Na última terça-feira (10), Moraes autorizou Beattie a visitar Jair Bolsonaro em sua cela no 19º Batalhão da PMDF (conhecido como “Papudinha”), dentro do presídio da Papuda, em Brasília. Durante a viagem à capital federal na próxima semana, Beattie também se encontrará com outros políticos de oposição.

A principal fonte de atrito entre Moraes e a administração Trump envolve o histórico de conflitos com empresas de tecnologia americanas (“Big Techs”). Em agosto de 2025, Moraes proibiu o uso da plataforma X (antigo Twitter) no Brasil por 39 dias, medida suspensa após pagamento de multas de R$ 26,8 milhões, bloqueio de perfis e nomeação de representantes locais pela empresa de Elon Musk.
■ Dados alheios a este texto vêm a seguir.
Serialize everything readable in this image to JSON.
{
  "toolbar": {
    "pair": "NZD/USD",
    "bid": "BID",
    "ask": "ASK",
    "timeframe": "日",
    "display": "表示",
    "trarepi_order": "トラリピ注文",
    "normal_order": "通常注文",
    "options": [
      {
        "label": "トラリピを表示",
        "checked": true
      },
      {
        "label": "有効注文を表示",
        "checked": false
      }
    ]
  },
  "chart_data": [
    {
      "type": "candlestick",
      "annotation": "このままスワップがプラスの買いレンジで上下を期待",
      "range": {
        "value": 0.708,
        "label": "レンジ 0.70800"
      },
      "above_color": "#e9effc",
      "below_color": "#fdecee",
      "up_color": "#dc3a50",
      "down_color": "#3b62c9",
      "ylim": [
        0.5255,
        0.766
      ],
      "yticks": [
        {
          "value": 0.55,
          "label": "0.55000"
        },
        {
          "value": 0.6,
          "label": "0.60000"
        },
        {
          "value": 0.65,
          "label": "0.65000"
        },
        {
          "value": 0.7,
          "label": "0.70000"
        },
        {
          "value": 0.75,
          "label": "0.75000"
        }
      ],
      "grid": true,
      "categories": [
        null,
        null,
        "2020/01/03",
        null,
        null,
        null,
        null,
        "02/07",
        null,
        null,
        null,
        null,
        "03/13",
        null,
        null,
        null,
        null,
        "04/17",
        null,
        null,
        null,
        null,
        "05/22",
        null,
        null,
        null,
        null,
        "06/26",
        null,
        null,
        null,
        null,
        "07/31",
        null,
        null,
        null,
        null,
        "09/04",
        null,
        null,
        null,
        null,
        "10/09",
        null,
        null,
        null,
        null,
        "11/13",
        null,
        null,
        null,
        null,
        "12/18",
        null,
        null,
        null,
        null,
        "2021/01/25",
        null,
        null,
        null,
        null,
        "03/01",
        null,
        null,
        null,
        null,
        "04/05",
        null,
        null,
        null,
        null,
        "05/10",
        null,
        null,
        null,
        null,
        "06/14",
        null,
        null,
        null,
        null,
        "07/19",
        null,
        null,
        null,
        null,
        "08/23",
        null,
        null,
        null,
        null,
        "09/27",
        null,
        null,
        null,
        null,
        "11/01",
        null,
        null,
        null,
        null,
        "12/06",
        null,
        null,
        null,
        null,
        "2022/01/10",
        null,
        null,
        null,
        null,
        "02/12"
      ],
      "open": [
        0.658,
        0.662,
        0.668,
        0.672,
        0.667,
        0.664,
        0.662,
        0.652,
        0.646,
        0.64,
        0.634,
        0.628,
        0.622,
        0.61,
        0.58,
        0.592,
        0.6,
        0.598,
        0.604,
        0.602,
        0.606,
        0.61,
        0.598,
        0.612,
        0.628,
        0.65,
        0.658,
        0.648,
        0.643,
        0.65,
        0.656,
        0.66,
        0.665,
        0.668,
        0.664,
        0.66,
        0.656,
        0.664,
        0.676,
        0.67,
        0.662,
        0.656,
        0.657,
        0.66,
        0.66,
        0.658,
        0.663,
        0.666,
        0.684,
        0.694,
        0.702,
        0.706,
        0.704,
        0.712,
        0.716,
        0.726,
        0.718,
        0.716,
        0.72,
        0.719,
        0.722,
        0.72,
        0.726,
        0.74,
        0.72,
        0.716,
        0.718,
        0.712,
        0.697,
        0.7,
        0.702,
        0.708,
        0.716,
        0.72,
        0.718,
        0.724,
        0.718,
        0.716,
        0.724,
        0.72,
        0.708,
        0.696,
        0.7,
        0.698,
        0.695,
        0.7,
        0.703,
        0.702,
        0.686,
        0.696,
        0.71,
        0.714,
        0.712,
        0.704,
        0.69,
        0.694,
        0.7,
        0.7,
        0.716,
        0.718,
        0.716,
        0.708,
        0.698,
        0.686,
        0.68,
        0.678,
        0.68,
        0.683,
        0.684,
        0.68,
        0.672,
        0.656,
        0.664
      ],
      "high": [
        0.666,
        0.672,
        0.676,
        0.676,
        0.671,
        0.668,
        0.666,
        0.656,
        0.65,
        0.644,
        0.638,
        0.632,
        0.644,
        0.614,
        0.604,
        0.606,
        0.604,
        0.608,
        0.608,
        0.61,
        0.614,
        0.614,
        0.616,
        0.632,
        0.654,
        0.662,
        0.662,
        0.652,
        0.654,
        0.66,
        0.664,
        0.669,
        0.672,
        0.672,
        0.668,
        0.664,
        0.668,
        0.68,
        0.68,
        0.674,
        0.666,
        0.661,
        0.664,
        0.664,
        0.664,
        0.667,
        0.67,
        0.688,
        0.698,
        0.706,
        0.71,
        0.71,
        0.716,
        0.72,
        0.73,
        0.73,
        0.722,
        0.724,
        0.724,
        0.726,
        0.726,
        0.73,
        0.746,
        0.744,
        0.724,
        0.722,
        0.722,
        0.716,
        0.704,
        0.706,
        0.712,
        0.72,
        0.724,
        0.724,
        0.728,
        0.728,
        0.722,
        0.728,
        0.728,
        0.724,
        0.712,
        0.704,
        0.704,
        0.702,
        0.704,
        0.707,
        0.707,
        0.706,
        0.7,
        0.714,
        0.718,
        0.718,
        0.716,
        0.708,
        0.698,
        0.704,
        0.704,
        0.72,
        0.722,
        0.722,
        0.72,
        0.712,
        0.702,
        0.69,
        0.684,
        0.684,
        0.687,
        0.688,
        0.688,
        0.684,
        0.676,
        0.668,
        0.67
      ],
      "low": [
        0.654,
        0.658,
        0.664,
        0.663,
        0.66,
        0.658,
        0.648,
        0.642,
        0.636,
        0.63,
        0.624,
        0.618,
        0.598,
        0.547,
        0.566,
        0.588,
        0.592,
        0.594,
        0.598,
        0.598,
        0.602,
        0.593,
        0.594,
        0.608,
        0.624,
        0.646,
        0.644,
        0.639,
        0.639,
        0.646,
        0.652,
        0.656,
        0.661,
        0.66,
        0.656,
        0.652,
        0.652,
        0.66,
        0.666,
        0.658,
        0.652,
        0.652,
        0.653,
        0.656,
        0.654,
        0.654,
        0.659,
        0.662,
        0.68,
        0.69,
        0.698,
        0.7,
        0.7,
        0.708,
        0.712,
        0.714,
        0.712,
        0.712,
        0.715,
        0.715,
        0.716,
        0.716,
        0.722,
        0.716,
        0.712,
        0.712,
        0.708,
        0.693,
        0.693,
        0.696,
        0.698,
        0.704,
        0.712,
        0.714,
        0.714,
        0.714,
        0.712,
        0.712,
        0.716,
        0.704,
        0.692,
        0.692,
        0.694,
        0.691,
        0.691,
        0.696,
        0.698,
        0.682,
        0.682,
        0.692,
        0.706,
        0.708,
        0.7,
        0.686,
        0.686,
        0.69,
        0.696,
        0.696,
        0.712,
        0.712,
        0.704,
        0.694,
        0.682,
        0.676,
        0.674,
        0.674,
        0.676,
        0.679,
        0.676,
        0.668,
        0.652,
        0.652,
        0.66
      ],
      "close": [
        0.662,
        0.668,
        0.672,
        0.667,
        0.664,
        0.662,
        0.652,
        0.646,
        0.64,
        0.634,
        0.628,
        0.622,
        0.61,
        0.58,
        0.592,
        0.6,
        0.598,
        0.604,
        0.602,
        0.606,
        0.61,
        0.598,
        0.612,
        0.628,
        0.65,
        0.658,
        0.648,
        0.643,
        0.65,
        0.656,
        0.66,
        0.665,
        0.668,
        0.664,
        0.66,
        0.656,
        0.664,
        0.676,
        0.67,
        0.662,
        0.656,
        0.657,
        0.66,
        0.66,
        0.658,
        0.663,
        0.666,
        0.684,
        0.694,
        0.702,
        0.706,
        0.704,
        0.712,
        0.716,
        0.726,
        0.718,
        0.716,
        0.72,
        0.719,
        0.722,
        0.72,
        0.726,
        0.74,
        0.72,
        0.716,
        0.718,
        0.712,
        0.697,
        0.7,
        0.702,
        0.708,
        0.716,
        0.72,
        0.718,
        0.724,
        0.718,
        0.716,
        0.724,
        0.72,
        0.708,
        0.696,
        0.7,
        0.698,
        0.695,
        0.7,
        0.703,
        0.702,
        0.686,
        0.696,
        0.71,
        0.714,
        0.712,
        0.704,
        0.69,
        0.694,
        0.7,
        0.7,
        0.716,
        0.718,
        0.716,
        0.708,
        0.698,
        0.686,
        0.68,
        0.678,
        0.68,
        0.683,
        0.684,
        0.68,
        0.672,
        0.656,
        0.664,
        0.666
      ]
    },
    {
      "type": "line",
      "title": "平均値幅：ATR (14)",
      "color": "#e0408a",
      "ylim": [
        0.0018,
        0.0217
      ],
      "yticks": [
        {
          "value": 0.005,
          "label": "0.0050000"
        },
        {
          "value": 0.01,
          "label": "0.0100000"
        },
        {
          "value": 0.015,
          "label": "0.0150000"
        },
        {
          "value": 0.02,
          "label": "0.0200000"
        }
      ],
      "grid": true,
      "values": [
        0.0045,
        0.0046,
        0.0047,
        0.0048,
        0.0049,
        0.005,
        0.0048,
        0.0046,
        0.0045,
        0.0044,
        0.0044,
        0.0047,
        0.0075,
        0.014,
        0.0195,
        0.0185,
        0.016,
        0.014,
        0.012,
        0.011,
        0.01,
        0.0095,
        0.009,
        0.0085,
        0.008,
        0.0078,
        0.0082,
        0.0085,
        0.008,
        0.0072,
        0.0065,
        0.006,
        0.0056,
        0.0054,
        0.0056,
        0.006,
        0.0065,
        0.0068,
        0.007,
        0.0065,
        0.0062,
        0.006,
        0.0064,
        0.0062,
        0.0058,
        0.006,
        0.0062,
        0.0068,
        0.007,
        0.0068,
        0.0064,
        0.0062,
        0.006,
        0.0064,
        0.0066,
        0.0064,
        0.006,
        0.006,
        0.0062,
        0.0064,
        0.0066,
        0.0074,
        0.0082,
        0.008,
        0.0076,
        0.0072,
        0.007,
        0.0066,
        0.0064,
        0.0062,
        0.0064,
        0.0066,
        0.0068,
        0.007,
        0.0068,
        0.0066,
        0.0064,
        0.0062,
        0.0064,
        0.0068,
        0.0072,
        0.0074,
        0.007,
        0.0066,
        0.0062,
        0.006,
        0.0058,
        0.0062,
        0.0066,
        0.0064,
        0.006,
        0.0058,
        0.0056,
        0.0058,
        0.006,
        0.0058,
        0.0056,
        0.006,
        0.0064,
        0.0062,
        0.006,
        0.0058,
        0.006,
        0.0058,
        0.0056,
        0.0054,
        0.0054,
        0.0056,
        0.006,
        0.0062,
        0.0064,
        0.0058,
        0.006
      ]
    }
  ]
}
O Departamento de Estado vê com preocupação as ideias de Moraes sobre regulamentação de redes sociais, expostas no livro “Democracia e Redes Sociais: Desafio de Combater o Populismo Digital Extremista” (finalista do Prêmio Jabuti em 2025).

Um trecho da obra argumenta: “As condutas dos provedores de redes sociais e de serviços de mensageria privada e de seus dirigentes precisam ser devidamente regulamentadas e responsabilizadas, pois são remuneradas por impulsionamentos e monetização, bem como há o direcionamento dos assuntos pelos algoritmos, podendo configurar responsabilidade civil e administrativa das empresas e penal de seus representantes legais”.

O governo Trump interpreta essas posições como ameaça à liberdade de expressão, valor central nos EUA, e teme influência internacional do ministro em juristas de outros países, afetando movimentos de direita que utilizam redes sociais.